Algebra skills are essential for your future students. Why? Here are just a few reasons:

- Mathematics, and especially algebra, is the language of science and modern technology. Thinking algebraically helps you to make sense of the world, to understand and interact with technology more productively, and to succeed in other fields.
- Algebra is a tool for solving problems. This may not be your experience so far, but it is true. If you are able to “algebratize” a problem, that often helps lead you to a solution.
- Algebra helps you to think abstractly. It is a tool for thinking about operations like addition, subtraction, multiplication, and division separate from doing calculations on particular numbers. Algebra helps you to
*understand and explain why*the operations work the way they do, to*describe*their properties clearly, and to*manipulate*expressions to see the bigger picture.

You might wonder why future elementary teachers should master algebra, a topic usually studied (by that name, anyway) in 8th grade and beyond. But the __Common Core Standards for School Mathematics__ has standards in “Operations and Algebraic Thinking” beginning in kindergarten!

Everyone who shows up to school has already learned a lot about abstraction and generalization — the fundamental ideas in algebra. They are all capable of learning to formalize these ideas. Your job as an elementary school teacher will be to provide your students with even more experiences in abstraction and generalization in a mathematical context, so that these ideas will seem quite natural when they get to a class with the name “Algebra.”

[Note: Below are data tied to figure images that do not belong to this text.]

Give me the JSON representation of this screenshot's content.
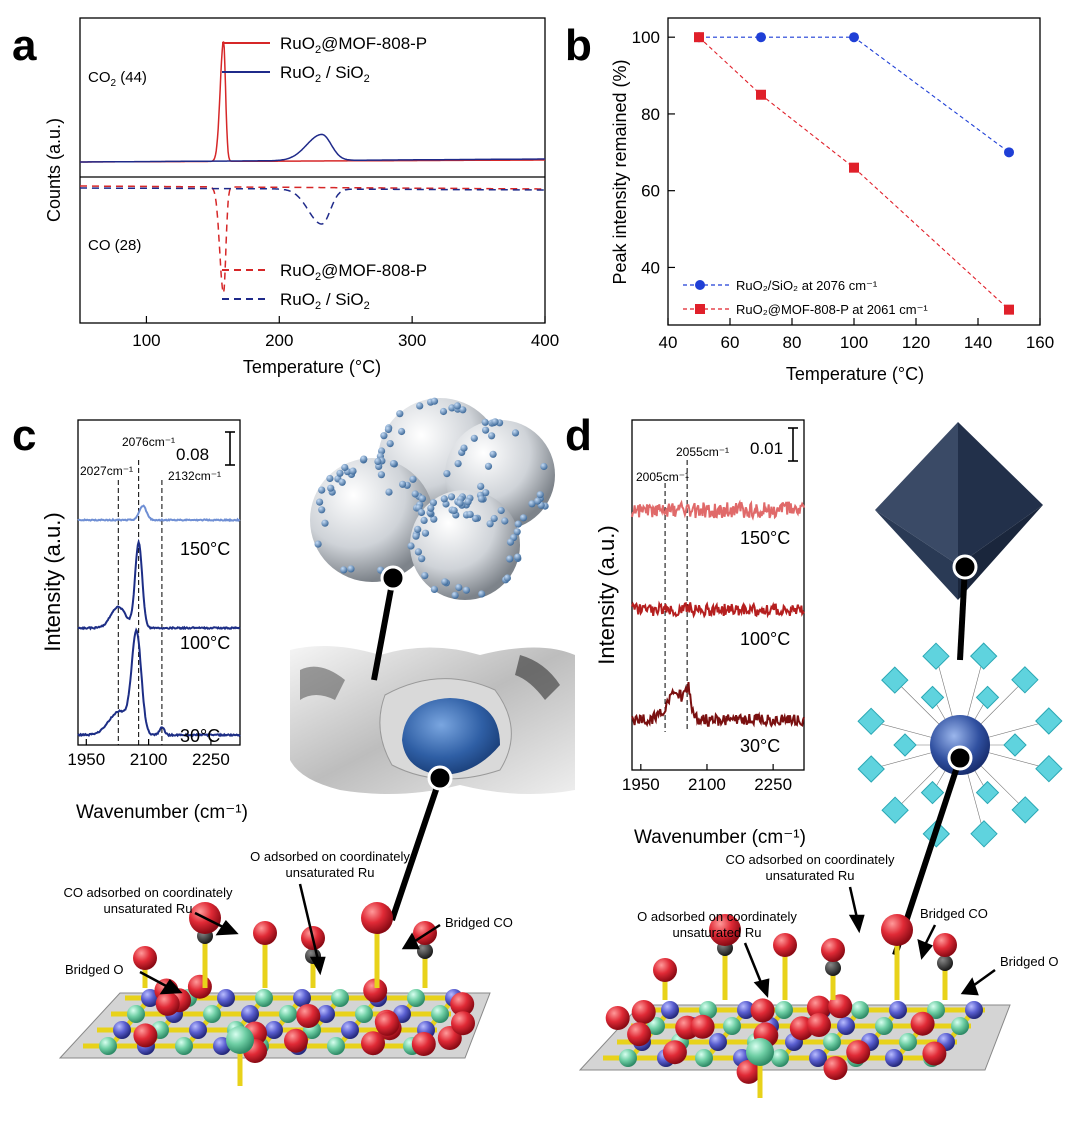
{
  "chart_data": [
    {
      "panel": "a",
      "type": "line",
      "xlabel": "Temperature (°C)",
      "ylabel": "Counts (a.u.)",
      "xlim": [
        50,
        400
      ],
      "xticks": [
        100,
        200,
        300,
        400
      ],
      "upper_label": "CO2 (44)",
      "lower_label": "CO (28)",
      "series": [
        {
          "name": "RuO2@MOF-808-P",
          "color": "#d62728",
          "style": "solid",
          "panel": "upper",
          "peaks": [
            {
              "x": 158,
              "height": 1.0
            }
          ]
        },
        {
          "name": "RuO2 / SiO2",
          "color": "#1f2a8a",
          "style": "solid",
          "panel": "upper",
          "peaks": [
            {
              "x": 232,
              "height": 0.21
            }
          ]
        },
        {
          "name": "RuO2@MOF-808-P",
          "color": "#d62728",
          "style": "dashed",
          "panel": "lower",
          "peaks": [
            {
              "x": 158,
              "height": 1.0
            }
          ]
        },
        {
          "name": "RuO2 / SiO2",
          "color": "#1f2a8a",
          "style": "dashed",
          "panel": "lower",
          "peaks": [
            {
              "x": 232,
              "height": 0.32
            }
          ]
        }
      ]
    },
    {
      "panel": "b",
      "type": "scatter",
      "xlabel": "Temperature (°C)",
      "ylabel": "Peak intensity remained (%)",
      "xlim": [
        40,
        160
      ],
      "ylim": [
        25,
        105
      ],
      "xticks": [
        40,
        60,
        80,
        100,
        120,
        140,
        160
      ],
      "yticks": [
        40,
        60,
        80,
        100
      ],
      "series": [
        {
          "name": "RuO₂/SiO₂ at 2076 cm⁻¹",
          "color": "#1f3fd6",
          "marker": "circle",
          "x": [
            50,
            70,
            100,
            150
          ],
          "y": [
            100,
            100,
            100,
            70
          ]
        },
        {
          "name": "RuO₂@MOF-808-P at 2061 cm⁻¹",
          "color": "#e0202a",
          "marker": "square",
          "x": [
            50,
            70,
            100,
            150
          ],
          "y": [
            100,
            85,
            66,
            29
          ]
        }
      ]
    },
    {
      "panel": "c",
      "type": "line",
      "xlabel": "Wavenumber (cm⁻¹)",
      "ylabel": "Intensity (a.u.)",
      "xlim": [
        1930,
        2320
      ],
      "xticks": [
        1950,
        2100,
        2250
      ],
      "scale_bar": "0.08",
      "ref_lines": [
        {
          "x": 2027,
          "label": "2027cm⁻¹"
        },
        {
          "x": 2076,
          "label": "2076cm⁻¹"
        },
        {
          "x": 2132,
          "label": "2132cm⁻¹"
        }
      ],
      "series": [
        {
          "name": "150°C",
          "color": "#6f8fd4",
          "offset": 0.0,
          "peaks": [
            {
              "x": 2086,
              "height": 0.45,
              "width": 12
            }
          ]
        },
        {
          "name": "100°C",
          "color": "#1d2e86",
          "offset": 1.0,
          "peaks": [
            {
              "x": 2076,
              "height": 1.0,
              "width": 12
            },
            {
              "x": 2027,
              "height": 0.25,
              "width": 25
            }
          ]
        },
        {
          "name": "30°C",
          "color": "#1d2e86",
          "offset": 2.2,
          "peaks": [
            {
              "x": 2071,
              "height": 1.45,
              "width": 16
            },
            {
              "x": 2030,
              "height": 0.35,
              "width": 35
            },
            {
              "x": 2132,
              "height": 0.12,
              "width": 8
            }
          ]
        }
      ]
    },
    {
      "panel": "d",
      "type": "line",
      "xlabel": "Wavenumber (cm⁻¹)",
      "ylabel": "Intensity (a.u.)",
      "xlim": [
        1930,
        2320
      ],
      "xticks": [
        1950,
        2100,
        2250
      ],
      "scale_bar": "0.01",
      "ref_lines": [
        {
          "x": 2005,
          "label": "2005cm⁻¹"
        },
        {
          "x": 2055,
          "label": "2055cm⁻¹"
        }
      ],
      "series": [
        {
          "name": "150°C",
          "color": "#e06a6a",
          "offset": 0.0,
          "peaks": []
        },
        {
          "name": "100°C",
          "color": "#b51f1f",
          "offset": 1.0,
          "peaks": [
            {
              "x": 2055,
              "height": 0.12,
              "width": 10
            }
          ]
        },
        {
          "name": "30°C",
          "color": "#7a1010",
          "offset": 2.0,
          "peaks": [
            {
              "x": 2030,
              "height": 0.45,
              "width": 30
            },
            {
              "x": 2057,
              "height": 0.35,
              "width": 8
            }
          ]
        }
      ]
    }
  ],
  "labels": {
    "panel_a": "a",
    "panel_b": "b",
    "panel_c": "c",
    "panel_d": "d",
    "c_ann1": "O adsorbed on coordinately",
    "c_ann1b": "unsaturated Ru",
    "c_ann2": "CO adsorbed on coordinately",
    "c_ann2b": "unsaturated Ru",
    "c_ann3": "Bridged CO",
    "c_ann4": "Bridged O",
    "d_ann1": "CO adsorbed on coordinately",
    "d_ann1b": "unsaturated Ru",
    "d_ann2": "O adsorbed on coordinately",
    "d_ann2b": "unsaturated Ru",
    "d_ann3": "Bridged CO",
    "d_ann4": "Bridged O"
  },
  "colors": {
    "oxygen": "#e0303a",
    "carbon": "#333333",
    "ru": "#6fcfa5",
    "bond": "#e8d21a",
    "metal2": "#5a5fd0",
    "mof": "#5fd3de",
    "octa": "#2a3a55"
  }
}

Let’s start with a problem:

*Problem 1*

I can use four 4’s to make 0:

$$44 - 44 = 0 \ldotp$$

I can also use four 4’s to make the number 10:

$$(4 \times 4) - 4 - \sqrt{4} = 10 \ldotp$$

Your challenge: Use four 4’s to make all of the numbers between 0 and 20. (Try to find different solutions for 0 and 10 than the ones provided.) You can use any mathematical operations, but you can’t use any digits other than the four 4’s.

*Think / Pair / Share*

- What does “algebra” mean to you?
- What does Problem 1 have to do with “algebra”?
- What do you imagine when you think about using algebra to solve problems in school?
- Have you ever used algebra to solve problems outside of school?
- What is meant by “algebraic thinking,” and what kinds of algebraic thinking can be done by elementary school students?